Fake-socialite scammer Anna Sorokin, who went by the last name Delvey, offered in an Instagram post this week to give out the name of her real-life boyfriend to media outlets for $10,000 after rampant speculation over whom the character Chase is based on in the new Netflix show about her life, “Inventing Anna.”
Save your money.
Multiple sources who unfortunately crossed paths with the con, who posed as a German heiress, confirm to Page Six that she used to date tech entrepreneur Hunter Lee Soik, and that he helped her break through the velvet ropes.
“Hunter is the person who got her into the scene,” a source tells us. “He is a social person globally. No one knew what he did, but he was always giving advice on how to climb the corporate ladder.”
Another source tells us, “He’s connected to a ton of very social people in the tech space.”
The New York Magazine article the show is based on described Sorokin’s unnamed paramour as a futurist “on the TED-Talks circuit who’d been profiled in The New Yorker.” And it stated that Sorokin “ran around with him” in 2015 and 2016. Then “The guy, whose app never materialized, moved to the Emirates.”
Soik, who worked as a creative consultant on Jay-Z and Kayne West’s “Watch The Throne” tour, was profiled in the New Yorker, gave a TED talk and worked in Dubai. He also, like the show’s character Chase, was working on an app that would function as a database for dreams.
Soik never made the app. His LinkedIn currently lists him as the “Founder, and Executive Chairman of the Enso Group, a Hong Kong-based Family Office focused on investing in frontier technology and breakthrough product experiences,” although the link to the company is dead.
Other names that have been flying around the rumor mill were AOL’s “Digital Prophet,” David Shing, and futurist Ray Kurzweil, who is 73.
This week, Sorokin, who was released on parole in February and is being held by ICE at Orange County Correctional Facility in Goshen, NY, said on Instagram, “Want to know who the real ‘Chase’ is?
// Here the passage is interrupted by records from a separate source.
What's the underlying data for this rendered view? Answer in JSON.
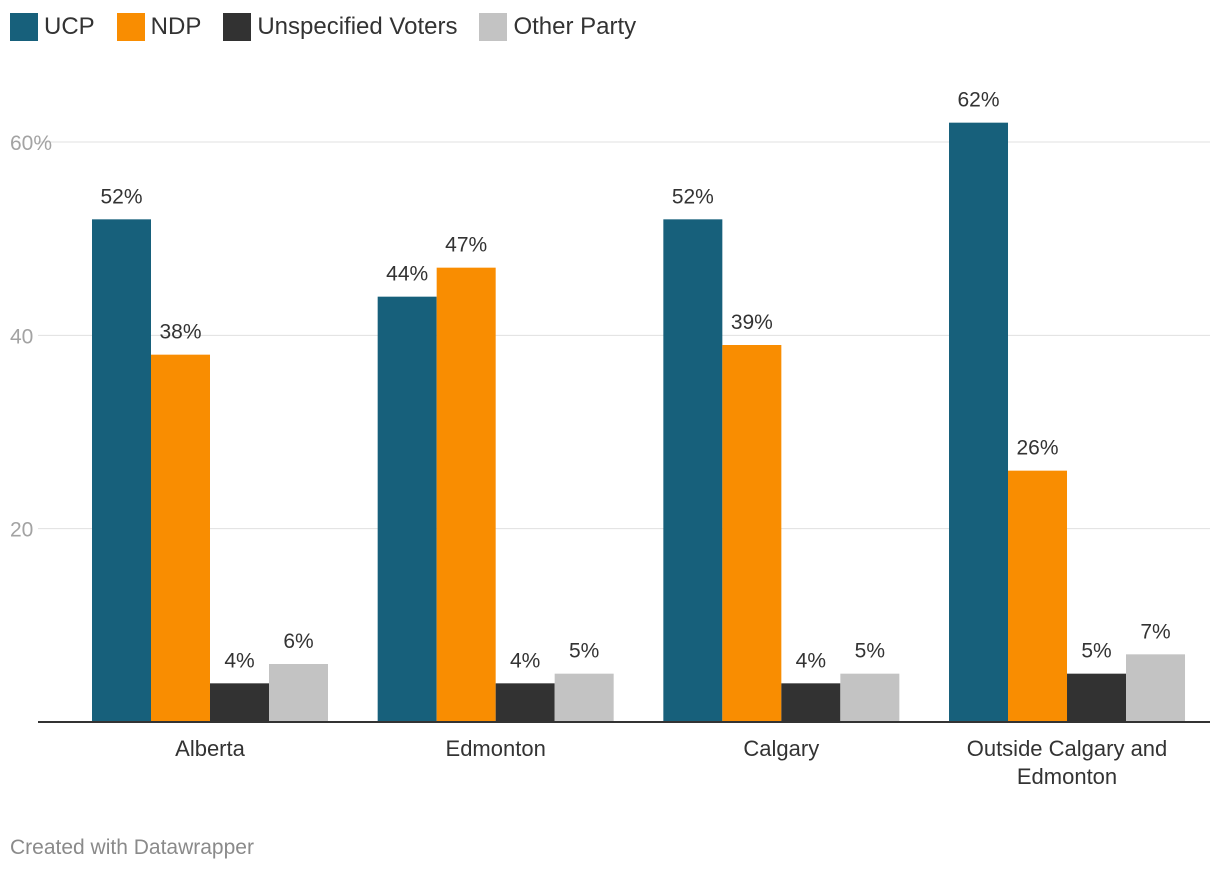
{
  "chart_data": {
    "type": "bar",
    "title": "",
    "xlabel": "",
    "ylabel": "",
    "ylim": [
      0,
      60
    ],
    "yticks": [
      20,
      40,
      60
    ],
    "ytick_labels": [
      "20",
      "40",
      "60%"
    ],
    "grid": true,
    "legend_position": "top-left",
    "categories": [
      "Alberta",
      "Edmonton",
      "Calgary",
      "Outside Calgary and Edmonton"
    ],
    "category_lines": [
      [
        "Alberta"
      ],
      [
        "Edmonton"
      ],
      [
        "Calgary"
      ],
      [
        "Outside Calgary and",
        "Edmonton"
      ]
    ],
    "series": [
      {
        "name": "UCP",
        "color": "#17607b",
        "values": [
          52,
          44,
          52,
          62
        ]
      },
      {
        "name": "NDP",
        "color": "#f98d01",
        "values": [
          38,
          47,
          39,
          26
        ]
      },
      {
        "name": "Unspecified Voters",
        "color": "#323232",
        "values": [
          4,
          4,
          4,
          5
        ]
      },
      {
        "name": "Other Party",
        "color": "#c3c3c3",
        "values": [
          6,
          5,
          5,
          7
        ]
      }
    ],
    "value_suffix": "%"
  },
  "footer": {
    "credit": "Created with Datawrapper"
  }
}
The media outlet with the highest bid gets the exclusive. Bid starts at 10K. DM to bid.”
Sorokin partied her way through NYC’s social set as she posed as a fake heiress, bilking businesses like luxury hotel 11 Howard and private jet company Blade and conning her friends into paying for lavish trips.
She was convicted on eight counts, including grand larceny and theft of services. She was also convicted of attempted grand larceny for trying to fake her way into a $22 million bank loan.
“I don’t think she was smart, I think she was delusional,” says our source. “She was everywhere trying to rub elbows with the who’s-who. It was annoying, not clever. She was aggressive and I think people just thought if a New Yorker was conning them, they wouldn’t be this obvious.”
The New York mag article says of Sorokin and Soik: “For about two years, they’d been kind of like a team, showing up in places frequented by the itinerant wealthy, living out of fancy hotels and hosting scene-y dinners where the Futurist talked up his app and Delvey spoke of the private club she wanted to open.”
Our source says the pair could rub people the wrong way.
“Anna and her boyfriend were not glamorous, they were just annoying,” says the insider. “She was rude and talked s–t about people. She was not nice to people. The people who liked hanging out with her were the ones impressed by her attitude …
“She met famous people briefly, but these people weren’t her friends. She called people constantly. She always wanted a favor. She wanted to party and meet rich people.”